幽草一驚一愣,望着溫江雪眼眶一點點泛紅,隨後苦笑了一聲,“是嗎?他想起來還有我這麼個女兒了嗎?那他為何不親自來?”

從善站在那裏看着幽草的小表情小苦澀,深深的讚歎,幽草果然是幽草,一如既往的厲害。

“他……發現了點事情,來不了了,所以拜託我來接你。”溫江雪撒謊不眨眼的道:“你父親叫陳知秋,你母親姓謝,閨名玉兒,你還有一個哥哥叫從郁,幼年為了救你被馬賊殺害,你若是不信,我可找人證明……”

“不必了。”幽草道:“我跟你回去。
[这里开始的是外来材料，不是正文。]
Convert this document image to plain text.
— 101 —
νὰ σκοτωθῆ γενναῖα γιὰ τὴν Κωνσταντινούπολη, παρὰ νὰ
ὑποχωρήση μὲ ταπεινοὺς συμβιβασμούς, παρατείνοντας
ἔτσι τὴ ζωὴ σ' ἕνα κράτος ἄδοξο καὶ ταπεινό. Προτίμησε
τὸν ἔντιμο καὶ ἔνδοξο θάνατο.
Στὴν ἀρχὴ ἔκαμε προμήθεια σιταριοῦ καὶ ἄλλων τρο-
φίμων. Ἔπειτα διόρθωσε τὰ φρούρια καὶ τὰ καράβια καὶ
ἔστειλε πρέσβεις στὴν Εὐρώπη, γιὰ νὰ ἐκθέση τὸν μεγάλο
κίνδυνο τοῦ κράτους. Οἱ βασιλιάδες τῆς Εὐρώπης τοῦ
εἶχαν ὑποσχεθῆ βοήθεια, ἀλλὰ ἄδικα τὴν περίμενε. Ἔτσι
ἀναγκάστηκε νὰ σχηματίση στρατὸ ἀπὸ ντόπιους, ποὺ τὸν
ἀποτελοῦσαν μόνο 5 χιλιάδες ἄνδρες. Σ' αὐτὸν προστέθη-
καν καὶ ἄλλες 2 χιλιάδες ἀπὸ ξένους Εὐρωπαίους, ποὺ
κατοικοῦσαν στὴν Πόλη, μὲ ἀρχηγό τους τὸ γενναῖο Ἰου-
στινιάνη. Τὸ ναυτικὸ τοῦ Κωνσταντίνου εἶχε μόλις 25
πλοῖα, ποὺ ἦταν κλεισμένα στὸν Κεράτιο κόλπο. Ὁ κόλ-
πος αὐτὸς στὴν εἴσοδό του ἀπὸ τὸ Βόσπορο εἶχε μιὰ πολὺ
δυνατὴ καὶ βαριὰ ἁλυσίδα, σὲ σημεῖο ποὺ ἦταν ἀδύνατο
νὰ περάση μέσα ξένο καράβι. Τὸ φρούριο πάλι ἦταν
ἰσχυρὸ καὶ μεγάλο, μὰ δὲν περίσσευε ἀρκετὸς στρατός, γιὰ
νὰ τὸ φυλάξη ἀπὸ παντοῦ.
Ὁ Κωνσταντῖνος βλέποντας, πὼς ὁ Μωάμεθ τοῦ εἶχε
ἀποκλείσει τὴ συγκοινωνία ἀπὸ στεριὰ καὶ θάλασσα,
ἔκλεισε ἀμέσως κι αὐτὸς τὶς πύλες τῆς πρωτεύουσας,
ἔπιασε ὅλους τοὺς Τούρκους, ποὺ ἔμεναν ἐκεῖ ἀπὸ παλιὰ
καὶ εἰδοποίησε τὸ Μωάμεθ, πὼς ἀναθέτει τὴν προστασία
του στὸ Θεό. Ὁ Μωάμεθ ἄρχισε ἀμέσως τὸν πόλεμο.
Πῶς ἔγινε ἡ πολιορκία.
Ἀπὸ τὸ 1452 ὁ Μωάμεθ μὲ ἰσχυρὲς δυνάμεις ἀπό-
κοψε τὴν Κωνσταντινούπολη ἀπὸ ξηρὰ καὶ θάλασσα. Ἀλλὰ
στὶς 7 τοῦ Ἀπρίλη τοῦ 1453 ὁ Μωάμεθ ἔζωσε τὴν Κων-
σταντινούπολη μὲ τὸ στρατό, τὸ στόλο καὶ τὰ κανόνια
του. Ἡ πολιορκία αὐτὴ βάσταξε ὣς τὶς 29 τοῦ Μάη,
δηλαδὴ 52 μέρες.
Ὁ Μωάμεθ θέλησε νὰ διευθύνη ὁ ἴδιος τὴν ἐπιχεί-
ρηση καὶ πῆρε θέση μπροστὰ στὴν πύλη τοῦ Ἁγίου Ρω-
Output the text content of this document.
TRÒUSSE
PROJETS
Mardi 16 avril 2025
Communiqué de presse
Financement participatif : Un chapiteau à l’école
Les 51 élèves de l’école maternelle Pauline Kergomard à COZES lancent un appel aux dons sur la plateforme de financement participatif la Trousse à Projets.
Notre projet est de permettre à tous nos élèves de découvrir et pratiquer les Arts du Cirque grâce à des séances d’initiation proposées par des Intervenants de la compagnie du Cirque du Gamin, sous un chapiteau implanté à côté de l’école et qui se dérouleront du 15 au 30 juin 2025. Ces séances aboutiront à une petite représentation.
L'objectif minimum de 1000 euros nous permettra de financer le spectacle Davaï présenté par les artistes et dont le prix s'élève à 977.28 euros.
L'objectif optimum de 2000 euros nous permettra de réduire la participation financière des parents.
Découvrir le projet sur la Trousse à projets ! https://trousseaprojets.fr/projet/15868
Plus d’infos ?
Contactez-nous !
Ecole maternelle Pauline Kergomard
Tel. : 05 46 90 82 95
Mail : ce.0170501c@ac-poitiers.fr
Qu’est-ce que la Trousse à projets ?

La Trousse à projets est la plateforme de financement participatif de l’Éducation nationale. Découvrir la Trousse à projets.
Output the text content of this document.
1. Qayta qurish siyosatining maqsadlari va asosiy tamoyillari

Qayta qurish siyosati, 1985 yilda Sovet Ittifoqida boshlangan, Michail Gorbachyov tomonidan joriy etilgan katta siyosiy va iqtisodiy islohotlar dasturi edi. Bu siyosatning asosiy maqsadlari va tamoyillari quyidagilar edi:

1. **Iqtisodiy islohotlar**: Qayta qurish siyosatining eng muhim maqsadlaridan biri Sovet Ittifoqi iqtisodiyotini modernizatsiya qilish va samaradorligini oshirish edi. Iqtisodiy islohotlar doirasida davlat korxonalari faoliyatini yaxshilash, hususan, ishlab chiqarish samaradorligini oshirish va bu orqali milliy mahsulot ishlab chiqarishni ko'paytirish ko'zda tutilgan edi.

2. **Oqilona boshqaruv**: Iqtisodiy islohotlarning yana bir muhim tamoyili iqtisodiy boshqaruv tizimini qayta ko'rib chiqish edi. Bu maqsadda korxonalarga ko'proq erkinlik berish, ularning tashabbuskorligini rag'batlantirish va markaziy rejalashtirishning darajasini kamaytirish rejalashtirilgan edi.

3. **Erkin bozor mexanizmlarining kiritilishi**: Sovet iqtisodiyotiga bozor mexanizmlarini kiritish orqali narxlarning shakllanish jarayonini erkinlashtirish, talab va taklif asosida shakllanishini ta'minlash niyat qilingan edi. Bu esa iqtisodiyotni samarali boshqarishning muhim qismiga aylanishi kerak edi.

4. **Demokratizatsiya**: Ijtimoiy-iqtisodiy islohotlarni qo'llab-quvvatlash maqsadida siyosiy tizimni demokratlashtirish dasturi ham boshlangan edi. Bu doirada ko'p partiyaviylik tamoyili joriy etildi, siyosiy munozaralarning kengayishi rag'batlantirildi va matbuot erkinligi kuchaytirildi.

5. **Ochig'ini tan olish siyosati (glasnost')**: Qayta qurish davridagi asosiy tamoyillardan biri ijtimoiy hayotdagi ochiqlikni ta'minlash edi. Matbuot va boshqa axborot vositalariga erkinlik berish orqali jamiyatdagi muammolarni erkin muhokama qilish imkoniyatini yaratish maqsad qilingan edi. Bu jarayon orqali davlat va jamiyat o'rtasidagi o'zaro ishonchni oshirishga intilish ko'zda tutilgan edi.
”

溫江雪倒是沒料到她答應的如此爽快,“陳小姐不怕我騙你?”

她苦笑了一下,抬眼望他,盈盈的眼波中全是苦澀,“我不過是陳府遺棄的一個不值錢女兒,有什麼價值好騙的?”又道:“就算被騙,也比留在這裏好。”

“是嗎?”溫江雪望着她慢慢笑了,“希望以後陳小姐也這樣覺得。”他起身道:“那今夜陳小姐就好好的收拾一下,等雨停了我們就動身。”他跨步要出房門。

幽草忽然有些慌張攔了一下,又忙收斂住,捋了捋碎發道:“我也沒有什麼要收拾的,我想快些回京,不如我們今夜就起程。”